Tunnels were discovered during the hospital's construction, thought to have been built to allow wealthy guests staying at Larbert House, built in 1822, to walk to the nearby loch unobserved.

==Transport==
The hospital is accessible by public transport via bus services operating from the main local towns. A shuttle bus used to but no longer runs every 20 minutes from Larbert railway station, (it was free for passengers with a train ticket); the hospital is thus now a 25-minute walk away from Larbert train station.

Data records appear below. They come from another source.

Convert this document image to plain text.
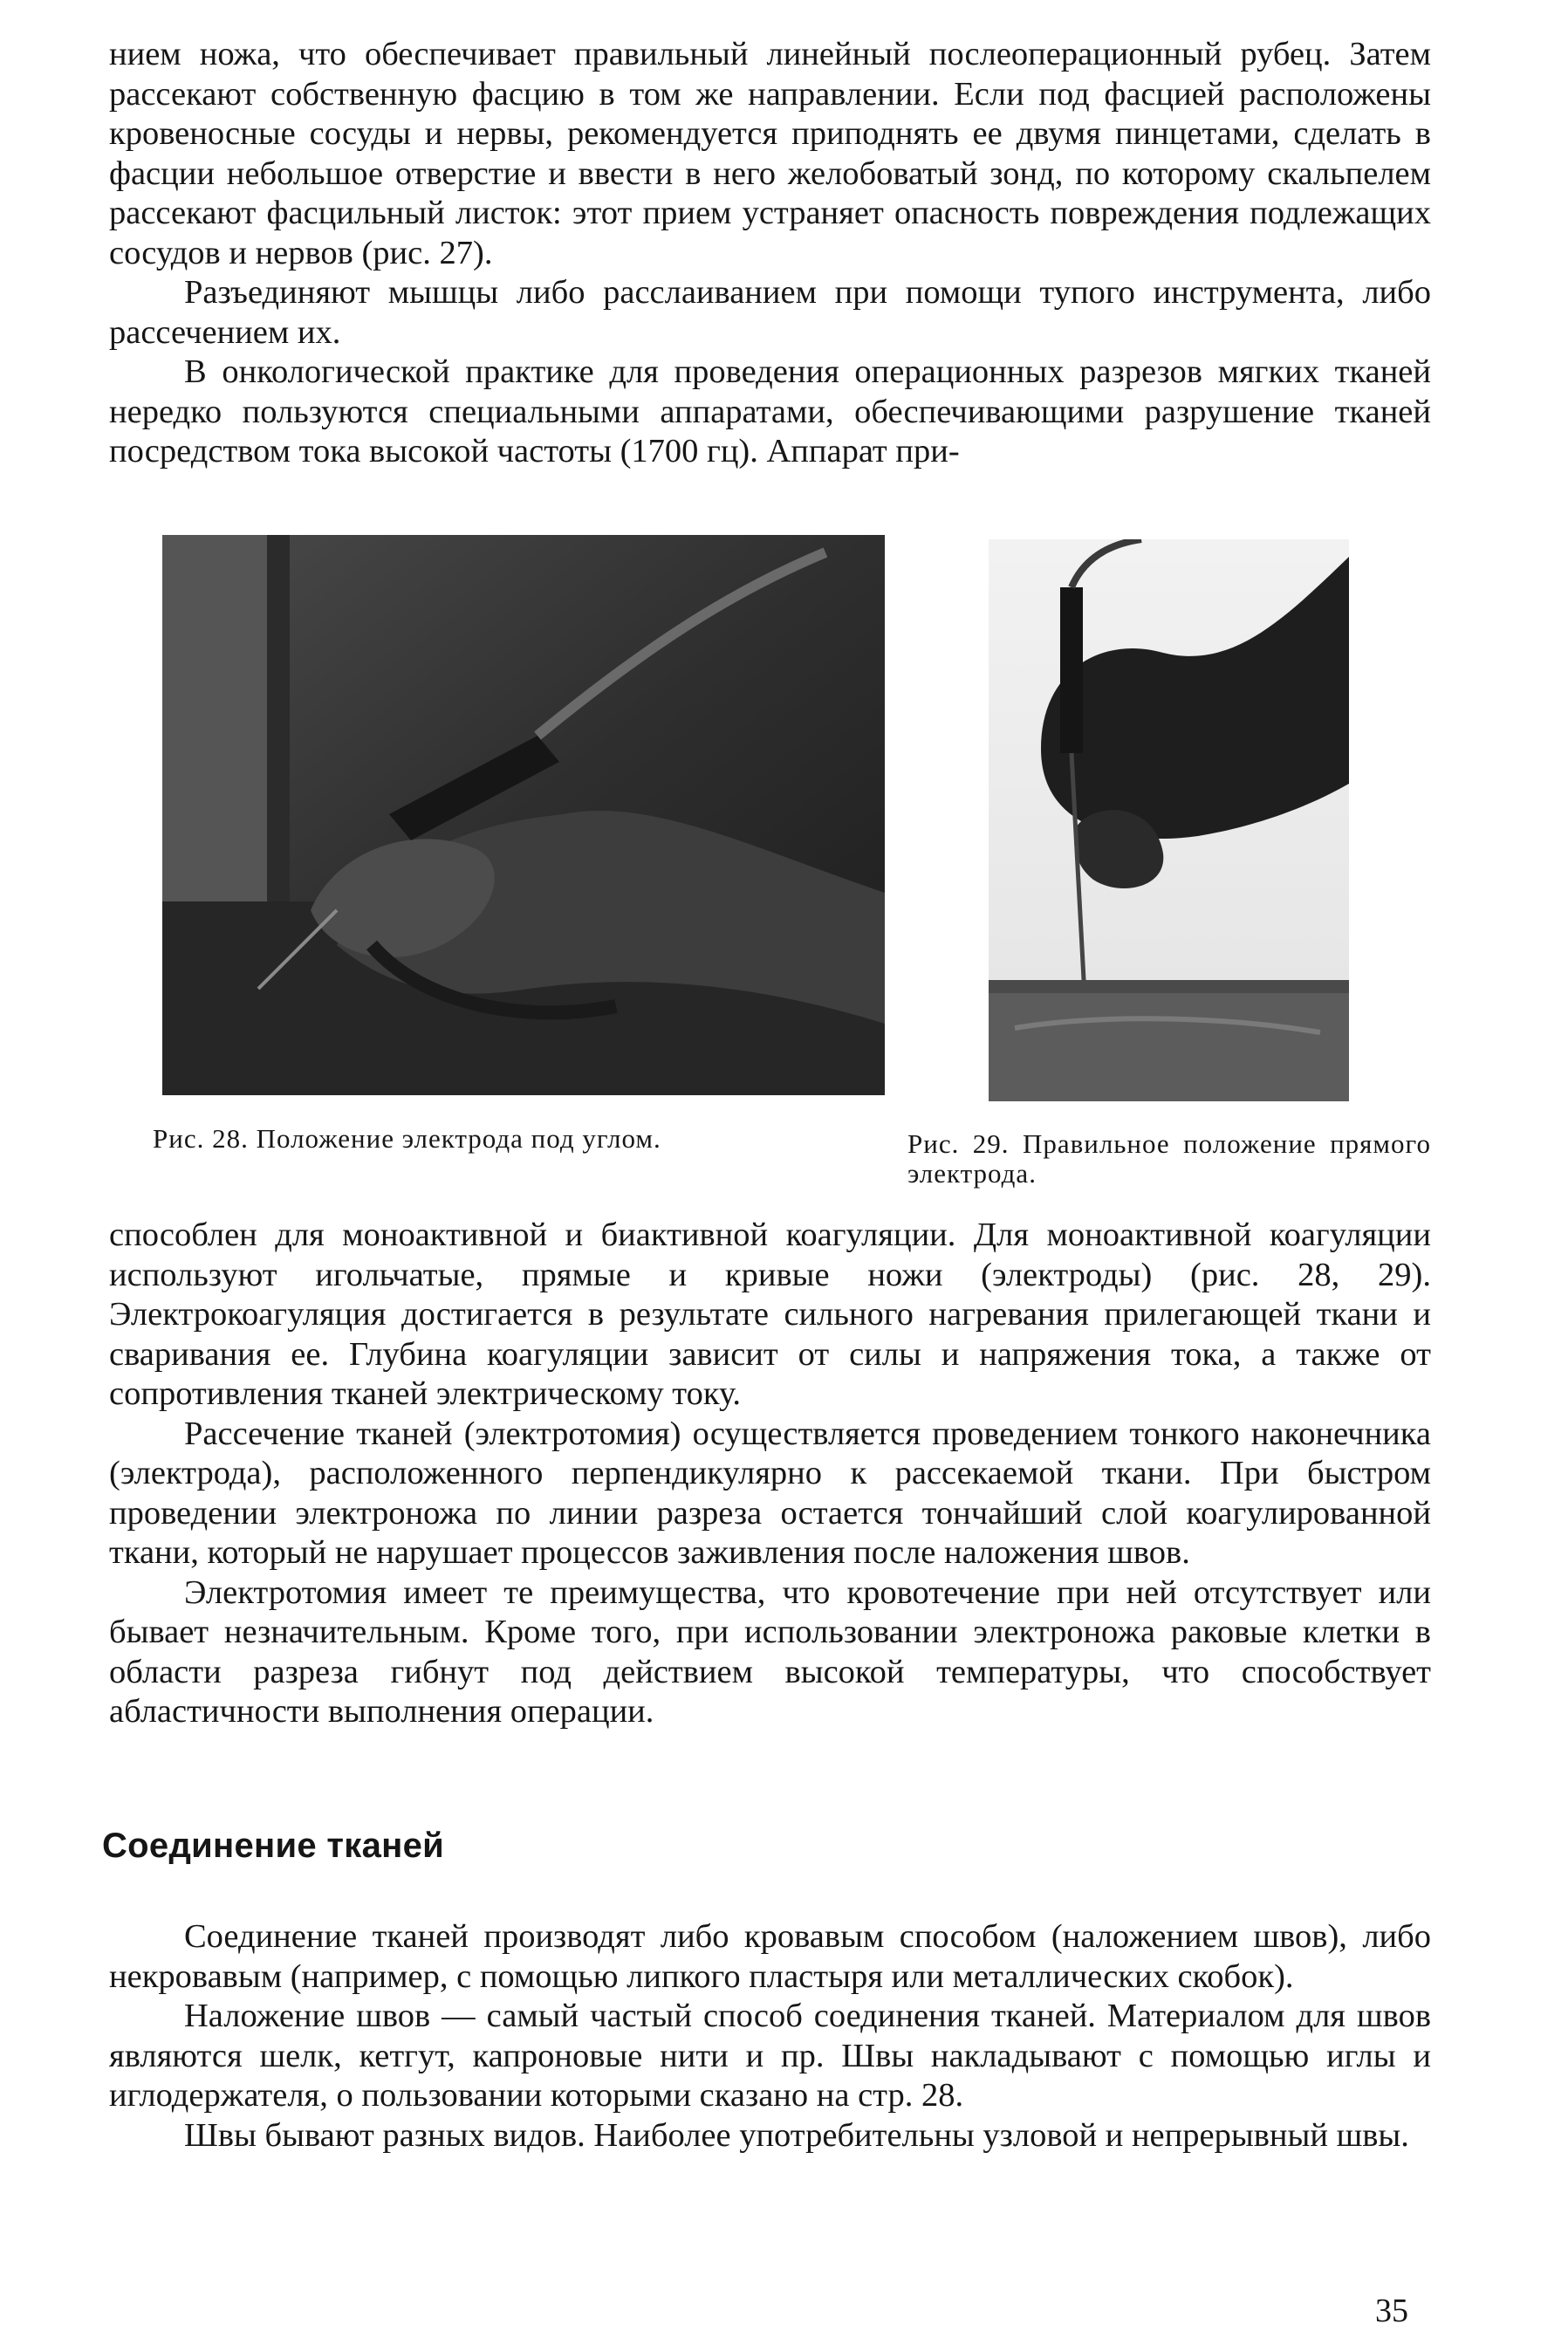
нием ножа, что обеспечивает правильный линейный послеоперационный рубец. Затем рассекают собственную фасцию в том же направлении. Если под фасцией расположены кровеносные сосуды и нервы, рекомендуется приподнять ее двумя пинцетами, сделать в фасции небольшое отверстие и ввести в него желобоватый зонд, по которому скальпелем рассекают фасцильный листок: этот прием устраняет опасность повреждения подлежащих сосудов и нервов (рис. 27).

Разъединяют мышцы либо расслаиванием при помощи тупого инструмента, либо рассечением их.

В онкологической практике для проведения операционных разрезов мягких тканей нередко пользуются специальными аппаратами, обеспечивающими разрушение тканей посредством тока высокой частоты (1700 гц). Аппарат при-

Рис. 28. Положение электрода под углом.	Рис. 29. Правильное положение прямого электрода.

способлен для моноактивной и биактивной коагуляции. Для моноактивной коагуляции используют игольчатые, прямые и кривые ножи (электроды) (рис. 28, 29). Электрокоагуляция достигается в результате сильного нагревания прилегающей ткани и сваривания ее. Глубина коагуляции зависит от силы и напряжения тока, а также от сопротивления тканей электрическому току.

Рассечение тканей (электротомия) осуществляется проведением тонкого наконечника (электрода), расположенного перпендикулярно к рассекаемой ткани. При быстром проведении электроножа по линии разреза остается тончайший слой коагулированной ткани, который не нарушает процессов заживления после наложения швов.

Электротомия имеет те преимущества, что кровотечение при ней отсутствует или бывает незначительным. Кроме того, при использовании электроножа раковые клетки в области разреза гибнут под действием высокой температуры, что способствует абластичности выполнения операции.

Соединение тканей

Соединение тканей производят либо кровавым способом (наложением швов), либо некровавым (например, с помощью липкого пластыря или металлических скобок).

Наложение швов — самый частый способ соединения тканей. Материалом для швов являются шелк, кетгут, капроновые нити и пр. Швы накладывают с помощью иглы и иглодержателя, о пользовании которыми сказано на стр. 28.

Швы бывают разных видов. Наиболее употребительны узловой и непрерывный швы.

35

A large car park with 1,500 spaces is provided, free with a maximum stay of four hours. Bicycle racks are provided for those cycling to the hospital.

==Robotics==
Forth Valley Royal was the first hospital in the UK to use a system of robotic porters. A fleet of 13 robotic vehicles operates within the hospital, supplied and maintained by services company Serco, part of its 30-year contract to provide cleaning, catering, portering and maintenance services. The robots have their own corridor system and lifts underneath the hospital, and navigate using guidance lasers. They can be called up to wards by staff using a portable computer, and are used for tasks such as removing waste, delivering food to wards, and cleaning operating theatres. To avoid any risk of cross-contamination the fleet is divided into those robots performing "clean" tasks and those carrying out "dirty" tasks, each with their own network of corridors.

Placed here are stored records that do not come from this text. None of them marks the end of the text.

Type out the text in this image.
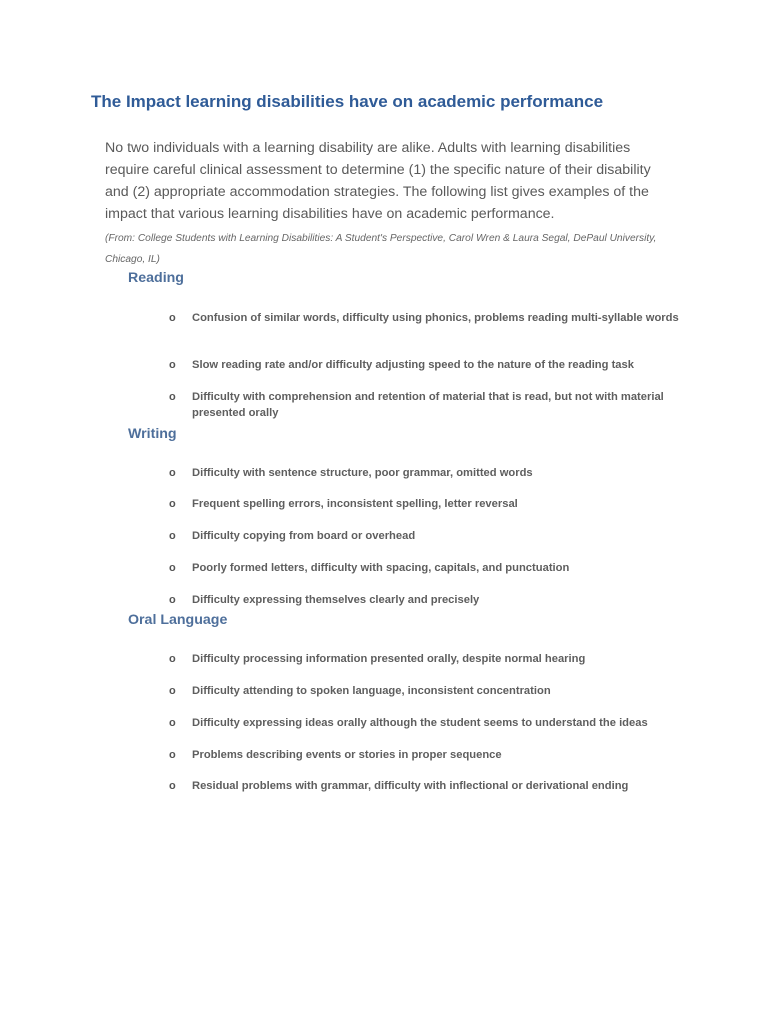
The Impact learning disabilities have on academic performance

No two individuals with a learning disability are alike. Adults with learning disabilities require careful clinical assessment to determine (1) the specific nature of their disability and (2) appropriate accommodation strategies. The following list gives examples of the impact that various learning disabilities have on academic performance.

(From: College Students with Learning Disabilities: A Student's Perspective, Carol Wren & Laura Segal, DePaul University, Chicago, IL)

Reading
o Confusion of similar words, difficulty using phonics, problems reading multi-syllable words
o Slow reading rate and/or difficulty adjusting speed to the nature of the reading task
o Difficulty with comprehension and retention of material that is read, but not with material presented orally
Writing
o Difficulty with sentence structure, poor grammar, omitted words
o Frequent spelling errors, inconsistent spelling, letter reversal
o Difficulty copying from board or overhead
o Poorly formed letters, difficulty with spacing, capitals, and punctuation
o Difficulty expressing themselves clearly and precisely
Oral Language
o Difficulty processing information presented orally, despite normal hearing
o Difficulty attending to spoken language, inconsistent concentration
o Difficulty expressing ideas orally although the student seems to understand the ideas
o Problems describing events or stories in proper sequence
o Residual problems with grammar, difficulty with inflectional or derivational ending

The hospital also has Scotland's first fully robotic pharmacy, where robots dispense and label medicines. It is estimated that in reducing the number of errors and requiring less staff time the system, which cost £400,000 to install, has cut the hospital's drug bill by £700,000. Instead of completing prescription forms, staff on the wards order drugs via computer terminals.